I saw this push for education as workforce development when I was a professor of history in Pennsylvania. Education was largely reduced to vocational training, in partnership with business and industry. My classes in history (including the social history of technology) were essentially "filler" classes, and indeed I had a student tell me he might see me again if he needed another "filler" class. I wasn't angry; I was amused at how perceptive and honest the student was.
Of course, America will always have the Ivy League. Education as training for a job won't really drive the curriculum at Yale or Harvard or Princeton. You can still get a decent liberal arts education in America, assuming you have money. But if you don't, it's off to "workforce training" for you.
When I was still teaching, I used to argue that my history classes were especially valuable to students at the college where I taught since they might be the only college-level course in history that they'd ever experience. I'd argue that plumbers and welders and nurses needed to know history too. Why? Because they're not just aspiring plumbers and welders and nurses -- they're American citizens, and the health of our democracy is based on a well-informed and broadly educated citizenry.
The Trump Administration doesn't want such a citizenry. Their vision of education is not about creative and critical thinking, and it certainly isn't about challenging authority. Rather, it's about job training, workforce development, preparing people for a lifetime of labor -- and supine obedience.
Well, as our "stable genius" president said, "I love the poorly educated." Under this latest proposal, he's putting his "love" into practice.
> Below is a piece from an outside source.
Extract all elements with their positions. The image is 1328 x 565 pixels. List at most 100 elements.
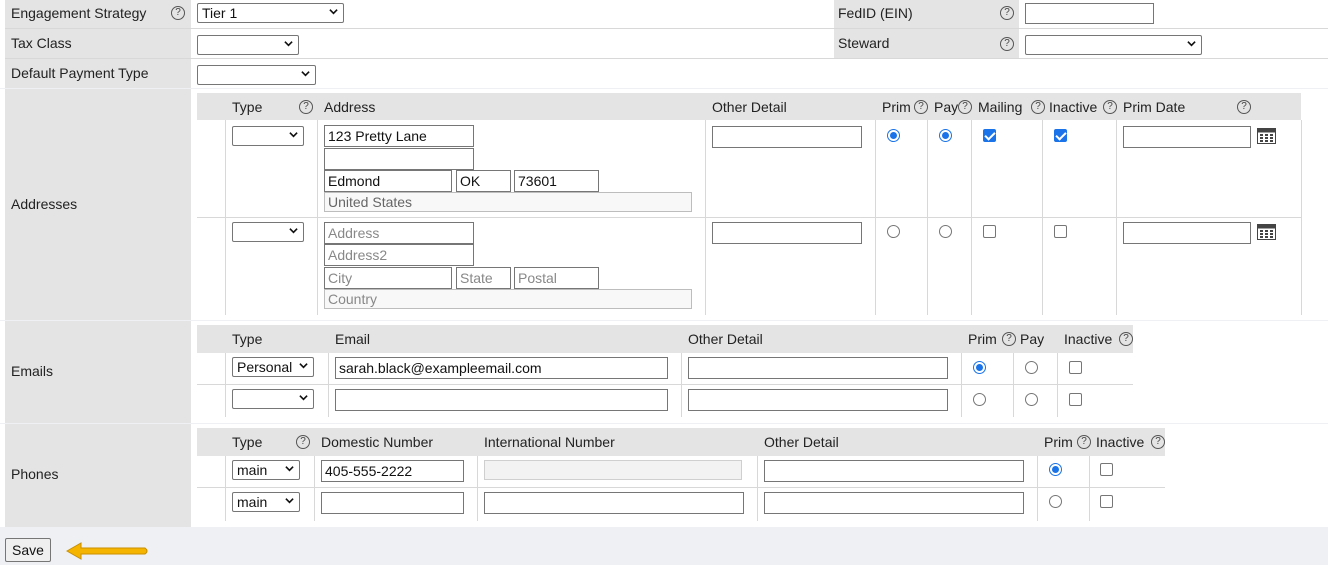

An Addendum: When you treat education as a business, as administrators have been doing in higher ed, is it any surprise when education is reduced to a feeder and filler for labor, for business and industry, for the workforce? As a professor, I had plenty of experience with administrators who sold education as a commodity, who talked about students as "customers" and professors as "providers" of a product. One high-level administrator insisted that we professors meet our students "at their point of need." Another big push when I was a professor was on retention. Keep those students in college! If only to keep enrollment up and the tuition dollars flowing.
We have reduced education to a business and classes to commodities, so why not combine education with labor? It makes perfect sense ... and supports perfectly authoritarian rule.